İşte bu sınav esnasında sorulan soruya Adam doğru cevap verdiği için, Yaratan da tüm meleklere, Âdem’e secde etmelerini emretti. İşte bu aşamada bir melek olan Şeytan secde etmedi. Yani bilginin üstünlüğünü kabul etmedi...
Çünkü bilgi insanın onurudur, şerefidir, değeridir, üstünlüğüdür...
Yaratan, Âdem’i bilgi ile donatma ayrıcalığını yaparak insanlığa bilginin ve bilmenin vazgeçilmezliğini mesaj olarak vermiştir; bilginin üstün gücünü, değerini anlamaları için...
Şeytan buna karşı gelmiştir...
Bunun için diyoruz ki ilk secde Allaha değil, insana yapılmıştır...

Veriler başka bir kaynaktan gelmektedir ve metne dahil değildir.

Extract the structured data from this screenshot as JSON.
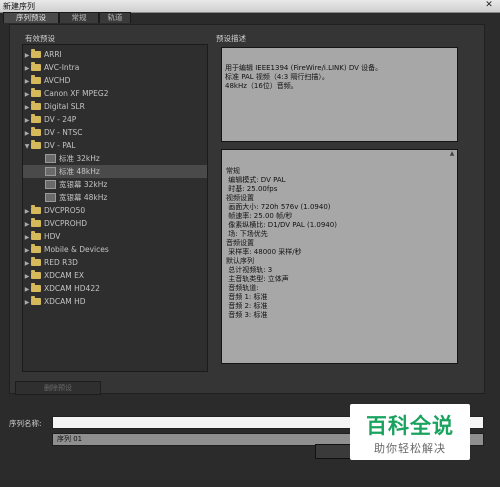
{
  "window": {
    "title": "新建序列",
    "close_glyph": "✕"
  },
  "tabs": [
    {
      "label": "序列预设",
      "active": true
    },
    {
      "label": "常规",
      "active": false
    },
    {
      "label": "轨道",
      "active": false
    }
  ],
  "presets_panel": {
    "label": "有效预设"
  },
  "tree": [
    {
      "label": "ARRI",
      "type": "folder",
      "expanded": false
    },
    {
      "label": "AVC-Intra",
      "type": "folder",
      "expanded": false
    },
    {
      "label": "AVCHD",
      "type": "folder",
      "expanded": false
    },
    {
      "label": "Canon XF MPEG2",
      "type": "folder",
      "expanded": false
    },
    {
      "label": "Digital SLR",
      "type": "folder",
      "expanded": false
    },
    {
      "label": "DV - 24P",
      "type": "folder",
      "expanded": false
    },
    {
      "label": "DV - NTSC",
      "type": "folder",
      "expanded": false
    },
    {
      "label": "DV - PAL",
      "type": "folder",
      "expanded": true
    },
    {
      "label": "标准 32kHz",
      "type": "file"
    },
    {
      "label": "标准 48kHz",
      "type": "file",
      "selected": true
    },
    {
      "label": "宽银幕 32kHz",
      "type": "file"
    },
    {
      "label": "宽银幕 48kHz",
      "type": "file"
    },
    {
      "label": "DVCPRO50",
      "type": "folder",
      "expanded": false
    },
    {
      "label": "DVCPROHD",
      "type": "folder",
      "expanded": false
    },
    {
      "label": "HDV",
      "type": "folder",
      "expanded": false
    },
    {
      "label": "Mobile & Devices",
      "type": "folder",
      "expanded": false
    },
    {
      "label": "RED R3D",
      "type": "folder",
      "expanded": false
    },
    {
      "label": "XDCAM EX",
      "type": "folder",
      "expanded": false
    },
    {
      "label": "XDCAM HD422",
      "type": "folder",
      "expanded": false
    },
    {
      "label": "XDCAM HD",
      "type": "folder",
      "expanded": false
    }
  ],
  "description_panel": {
    "label": "预设描述"
  },
  "description": [
    "用于编辑 IEEE1394 (FireWire/i.LINK) DV 设备。",
    "标准 PAL 视频（4:3 隔行扫描）。",
    "48kHz（16位）音频。"
  ],
  "details": [
    "常规",
    " 编辑模式: DV PAL",
    " 时基: 25.00fps",
    "",
    "视频设置",
    " 画面大小: 720h 576v (1.0940)",
    " 帧速率: 25.00 帧/秒",
    " 像素纵横比: D1/DV PAL (1.0940)",
    " 场: 下场优先",
    "",
    "音频设置",
    " 采样率: 48000 采样/秒",
    "",
    "默认序列",
    " 总计视频轨: 3",
    " 主音轨类型: 立体声",
    " 音频轨道:",
    " 音频 1: 标准",
    " 音频 2: 标准",
    " 音频 3: 标准"
  ],
  "buttons": {
    "delete_preset": "删除预设"
  },
  "sequence_name": {
    "label": "序列名称:",
    "value": ""
  },
  "autocomplete": {
    "value": "序列 01"
  },
  "watermark": {
    "main": "百科全说",
    "sub": "助你轻松解决"
  },
  "icons": {
    "folder": "folder-icon",
    "file": "preset-file-icon",
    "collapsed": "chevron-right-icon",
    "expanded": "chevron-down-icon"
  }
}
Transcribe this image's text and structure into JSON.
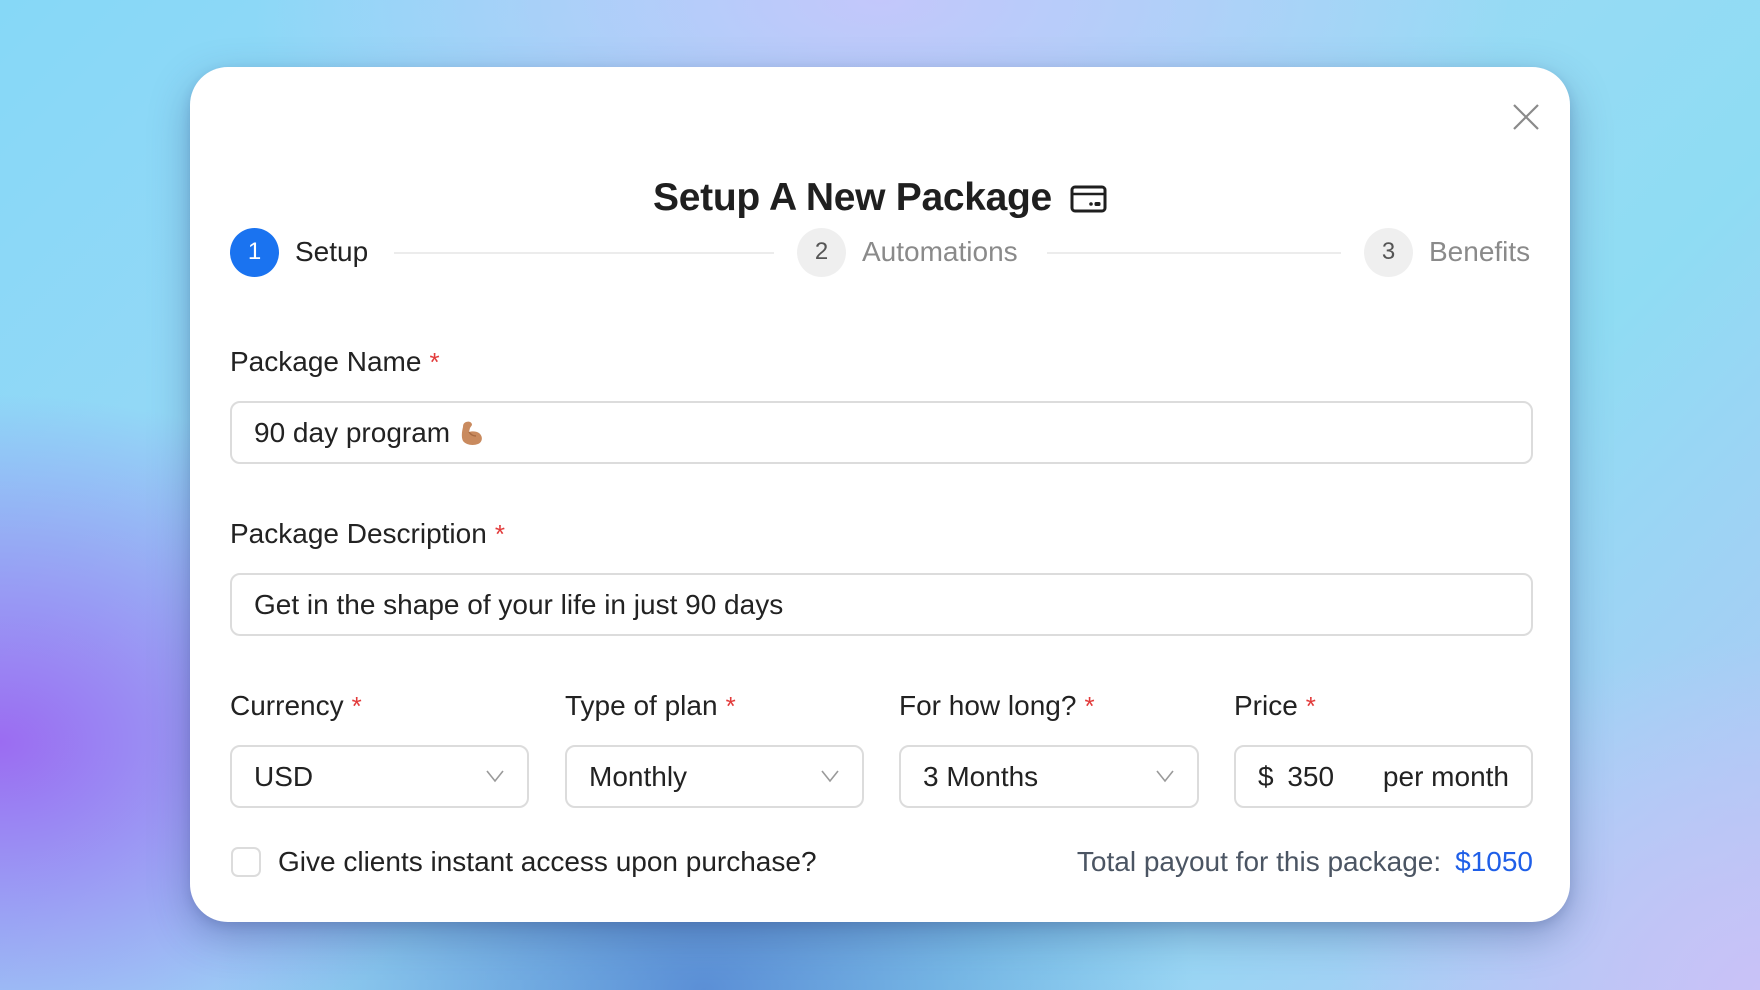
{
  "dialog": {
    "title": "Setup A New Package",
    "title_icon": "credit-card-icon",
    "close_icon": "close-icon"
  },
  "stepper": {
    "steps": [
      {
        "number": "1",
        "label": "Setup",
        "active": true
      },
      {
        "number": "2",
        "label": "Automations",
        "active": false
      },
      {
        "number": "3",
        "label": "Benefits",
        "active": false
      }
    ]
  },
  "form": {
    "required_marker": "*",
    "package_name": {
      "label": "Package Name",
      "value": "90 day program",
      "emoji": "flexed-biceps"
    },
    "package_description": {
      "label": "Package Description",
      "value": "Get in the shape of your life in just 90 days"
    },
    "currency": {
      "label": "Currency",
      "value": "USD"
    },
    "plan_type": {
      "label": "Type of plan",
      "value": "Monthly"
    },
    "duration": {
      "label": "For how long?",
      "value": "3 Months"
    },
    "price": {
      "label": "Price",
      "currency_symbol": "$",
      "value": "350",
      "suffix": "per month"
    },
    "instant_access": {
      "label": "Give clients instant access upon purchase?",
      "checked": false
    }
  },
  "summary": {
    "label": "Total payout for this package:",
    "amount": "$1050"
  },
  "colors": {
    "accent": "#1a73f0",
    "required": "#e23b3b",
    "amount": "#1f5fe8"
  }
}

Bu nokta son derece önemlidir...
Bu üstünlük de tesadüf olsun diye insana tanınmamıştır. Çünkü evrendeki varlıklar içinde, bilgiyi üreten ve yayan, bilgi sentezi yapan, kendi kendini kınayan, eleştiren, düşünen tek varlık insandır!...
İnsanda olup ta hiçbir varlıkta olmayan diğer bir değer de vicdandır.
Özel bir boyutu ve anlamı vardır vicdanın...
Vicdan yanılmaz; çünkü insanın içindeki Tanrı’nın sesidir vicdan...
Onda hile-hurda olmaz, eksik-gedik de...
Bilgi eksik, yanlış olabilir; akıl hata yapabilir; vicdan bunları yapmaz...
İlham-irfan vicdandan gelir...
Vicdan, iç muhasebe merkezidir, ayar merkezidir insanın...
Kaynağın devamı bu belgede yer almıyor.